There will be readers who consider this post completely unhinged. Or an attempt to stifle free speech - as Google and its puppet show like to portray any strong assertions of copyright protection. But it really makes two main points...

  • In a capitalist society, asking creators to unilaterally renounce capitalism is an attack on the value of creators, and the creative arts. If we're going to ask anyone to renounce capitalism, let's start with the people who can most afford to renounce capitalism - like Big Tech.
  • Creative Commons, both the organisation and its licences, have a value to content creators of less than zero. No creator needs to sign away their rights, and such action is more likely to cause harm than bring benefit. Creative Commons the org knows that. It doesn't care. It's not there for the creator. It's there for the consumer.

A CAUTIONARY TALE

I myself made the mistake of allowing some of my music to stream on a CC licence. It wasn't because I chose that licence. It was because the now closed platform on which I posted the songs required all submissions to be posted under CC conditions. A problem in itself, but with hotlinkable music-streaming options extremely thin on the ground, I took the plunge...

I did think twice before posting, but I figured that I could always delete when I no longer wanted the songs online. I believed that a third party would be unlikely to re-host the tracks on their own domain, because many years back when I posted, bandwidth limitations were still prohibitive for smaller publishers, and the platform allowed hotlinking, so third party publishers could save their bandwidth by hotlinking to my original upload. Therefore, if I deleted, it would take down the third-party shares, and the content would disappear.

However, when the platform closed down, the music on it was unexpectedly "donated" to a larger resource, which, unlike the platform on which I'd originally posted, gave me no means to delete. I lost control of my own music, with zero compensation, and there wasn't a thing I could do to get it back. Not only that, but because I'd signed up to the platform with an old username I no longer use, and the receiving platform simply attributed to the usernames, the attribution doesn't even recognisably identify me anymore.

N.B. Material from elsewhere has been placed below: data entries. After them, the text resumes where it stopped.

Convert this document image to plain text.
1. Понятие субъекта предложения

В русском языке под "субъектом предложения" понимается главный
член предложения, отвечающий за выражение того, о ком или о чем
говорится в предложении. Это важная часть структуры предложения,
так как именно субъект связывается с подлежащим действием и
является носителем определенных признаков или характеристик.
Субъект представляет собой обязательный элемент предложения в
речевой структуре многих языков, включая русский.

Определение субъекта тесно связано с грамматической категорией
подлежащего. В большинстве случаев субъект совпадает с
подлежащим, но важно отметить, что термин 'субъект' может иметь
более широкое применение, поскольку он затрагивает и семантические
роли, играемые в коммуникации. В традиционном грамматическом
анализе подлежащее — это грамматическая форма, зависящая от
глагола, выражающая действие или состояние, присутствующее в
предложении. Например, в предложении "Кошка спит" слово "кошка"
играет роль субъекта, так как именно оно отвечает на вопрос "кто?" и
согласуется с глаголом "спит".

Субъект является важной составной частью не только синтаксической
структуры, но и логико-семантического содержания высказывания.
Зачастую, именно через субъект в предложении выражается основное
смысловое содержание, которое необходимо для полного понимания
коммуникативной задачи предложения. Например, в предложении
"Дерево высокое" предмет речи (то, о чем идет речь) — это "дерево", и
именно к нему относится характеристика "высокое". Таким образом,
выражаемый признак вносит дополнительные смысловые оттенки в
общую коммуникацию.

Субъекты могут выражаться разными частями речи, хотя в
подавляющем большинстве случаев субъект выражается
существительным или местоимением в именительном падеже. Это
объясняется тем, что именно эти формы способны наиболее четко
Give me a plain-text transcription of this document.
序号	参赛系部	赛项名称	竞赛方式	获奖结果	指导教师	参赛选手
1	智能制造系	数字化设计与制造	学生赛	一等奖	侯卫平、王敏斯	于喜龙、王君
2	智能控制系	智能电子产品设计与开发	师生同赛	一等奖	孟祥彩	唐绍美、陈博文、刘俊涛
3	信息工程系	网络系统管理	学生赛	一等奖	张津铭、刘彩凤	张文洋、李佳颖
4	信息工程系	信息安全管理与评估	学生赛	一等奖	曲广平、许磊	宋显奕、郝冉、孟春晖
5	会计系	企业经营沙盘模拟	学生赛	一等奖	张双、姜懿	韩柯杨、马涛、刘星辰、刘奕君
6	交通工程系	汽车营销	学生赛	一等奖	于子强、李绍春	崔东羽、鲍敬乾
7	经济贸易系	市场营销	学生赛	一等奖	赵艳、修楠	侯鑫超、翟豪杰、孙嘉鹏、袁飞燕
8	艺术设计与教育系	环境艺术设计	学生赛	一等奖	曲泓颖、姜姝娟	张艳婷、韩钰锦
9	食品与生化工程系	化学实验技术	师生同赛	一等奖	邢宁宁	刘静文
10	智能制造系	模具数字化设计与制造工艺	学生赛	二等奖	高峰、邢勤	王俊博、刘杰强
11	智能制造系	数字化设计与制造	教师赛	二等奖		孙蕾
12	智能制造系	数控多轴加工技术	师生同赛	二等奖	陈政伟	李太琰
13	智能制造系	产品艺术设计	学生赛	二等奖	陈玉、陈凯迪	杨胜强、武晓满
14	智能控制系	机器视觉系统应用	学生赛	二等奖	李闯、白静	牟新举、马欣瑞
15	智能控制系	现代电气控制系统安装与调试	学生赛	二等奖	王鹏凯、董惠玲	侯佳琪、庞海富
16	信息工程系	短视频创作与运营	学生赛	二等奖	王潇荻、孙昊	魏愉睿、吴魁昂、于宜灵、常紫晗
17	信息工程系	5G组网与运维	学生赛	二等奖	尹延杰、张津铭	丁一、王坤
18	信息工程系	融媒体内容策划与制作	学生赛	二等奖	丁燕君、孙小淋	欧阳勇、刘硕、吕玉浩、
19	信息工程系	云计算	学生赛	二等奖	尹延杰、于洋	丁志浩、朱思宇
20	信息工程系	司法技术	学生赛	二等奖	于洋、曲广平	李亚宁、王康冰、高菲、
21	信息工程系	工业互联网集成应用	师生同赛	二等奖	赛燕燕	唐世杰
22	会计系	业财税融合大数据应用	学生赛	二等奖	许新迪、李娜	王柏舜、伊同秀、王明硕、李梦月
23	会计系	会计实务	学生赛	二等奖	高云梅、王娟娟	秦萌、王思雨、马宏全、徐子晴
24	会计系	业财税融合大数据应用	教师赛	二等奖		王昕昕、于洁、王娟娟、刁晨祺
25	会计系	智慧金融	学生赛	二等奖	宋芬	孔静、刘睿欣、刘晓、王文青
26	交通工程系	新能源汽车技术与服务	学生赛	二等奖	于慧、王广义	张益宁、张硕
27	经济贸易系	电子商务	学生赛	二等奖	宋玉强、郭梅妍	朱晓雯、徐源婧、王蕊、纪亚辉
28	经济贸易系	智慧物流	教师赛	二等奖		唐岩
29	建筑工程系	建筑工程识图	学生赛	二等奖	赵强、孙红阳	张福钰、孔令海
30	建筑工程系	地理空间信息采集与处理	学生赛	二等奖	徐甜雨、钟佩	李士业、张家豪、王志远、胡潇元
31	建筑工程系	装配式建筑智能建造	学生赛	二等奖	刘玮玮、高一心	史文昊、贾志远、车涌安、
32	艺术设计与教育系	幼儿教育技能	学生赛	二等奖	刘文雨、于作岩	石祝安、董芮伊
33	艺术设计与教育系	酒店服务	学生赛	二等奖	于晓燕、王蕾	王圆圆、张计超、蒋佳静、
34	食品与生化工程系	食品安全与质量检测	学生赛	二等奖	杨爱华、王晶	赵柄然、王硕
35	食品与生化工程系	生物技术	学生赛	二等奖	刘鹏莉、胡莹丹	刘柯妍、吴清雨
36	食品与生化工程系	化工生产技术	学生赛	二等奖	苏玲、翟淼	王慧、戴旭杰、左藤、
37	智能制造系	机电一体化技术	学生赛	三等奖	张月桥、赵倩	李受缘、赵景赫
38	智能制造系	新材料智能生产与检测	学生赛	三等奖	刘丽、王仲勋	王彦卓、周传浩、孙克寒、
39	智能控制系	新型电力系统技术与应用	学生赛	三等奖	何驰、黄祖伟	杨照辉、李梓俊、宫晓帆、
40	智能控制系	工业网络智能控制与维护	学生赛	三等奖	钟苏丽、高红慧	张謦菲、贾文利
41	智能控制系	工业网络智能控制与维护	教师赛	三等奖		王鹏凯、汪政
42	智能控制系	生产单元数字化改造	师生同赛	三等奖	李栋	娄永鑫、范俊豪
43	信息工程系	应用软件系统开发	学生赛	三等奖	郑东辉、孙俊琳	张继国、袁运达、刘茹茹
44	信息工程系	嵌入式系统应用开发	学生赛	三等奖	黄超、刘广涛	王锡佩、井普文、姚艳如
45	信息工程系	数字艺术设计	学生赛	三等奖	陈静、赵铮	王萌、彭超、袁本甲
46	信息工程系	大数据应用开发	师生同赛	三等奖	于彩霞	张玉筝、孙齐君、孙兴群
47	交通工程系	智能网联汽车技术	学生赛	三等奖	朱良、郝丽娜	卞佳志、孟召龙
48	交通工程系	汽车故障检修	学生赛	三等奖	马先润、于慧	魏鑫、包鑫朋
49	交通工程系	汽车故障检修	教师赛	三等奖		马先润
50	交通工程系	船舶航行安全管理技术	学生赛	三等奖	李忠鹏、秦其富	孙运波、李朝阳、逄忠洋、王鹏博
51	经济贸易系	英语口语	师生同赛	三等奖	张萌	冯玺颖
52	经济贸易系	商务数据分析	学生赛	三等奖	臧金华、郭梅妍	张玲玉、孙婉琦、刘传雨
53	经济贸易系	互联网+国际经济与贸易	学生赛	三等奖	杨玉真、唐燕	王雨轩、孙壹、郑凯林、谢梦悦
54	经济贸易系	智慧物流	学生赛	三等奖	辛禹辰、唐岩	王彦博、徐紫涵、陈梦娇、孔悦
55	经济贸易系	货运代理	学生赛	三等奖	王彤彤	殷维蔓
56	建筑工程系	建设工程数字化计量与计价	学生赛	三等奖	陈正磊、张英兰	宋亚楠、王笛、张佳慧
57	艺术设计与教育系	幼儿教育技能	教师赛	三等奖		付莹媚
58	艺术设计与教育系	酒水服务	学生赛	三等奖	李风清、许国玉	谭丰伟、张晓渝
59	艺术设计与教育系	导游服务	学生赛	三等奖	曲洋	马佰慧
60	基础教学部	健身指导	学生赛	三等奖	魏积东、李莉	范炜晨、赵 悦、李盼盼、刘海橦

The music is now effectively owned and gatekept by a member of the anti-copyright cartel. And it could not be more clear to me that this is precisely the endgame that cartel sought to engineer when they clubbed together to mobilise the grand scheme of Creative Commons.

The takeaway is - and I can't stress this strongly enough... With a concept like Creative Commons, where the publishing rights are communal, ownership is dictated by reach. That is, the most visible publisher effectively becomes the owner of the content. Big Tech and copyright-bustin' cronies like Wikimedia and the Internet Archive want us to think that Creative Commons helps the little people get recognised. In truth, it does the opposite. The bigger the Web presence you have, the more you stand to gain from Creative Commons. And it'll be other people's work you'll be gaining from - not your own.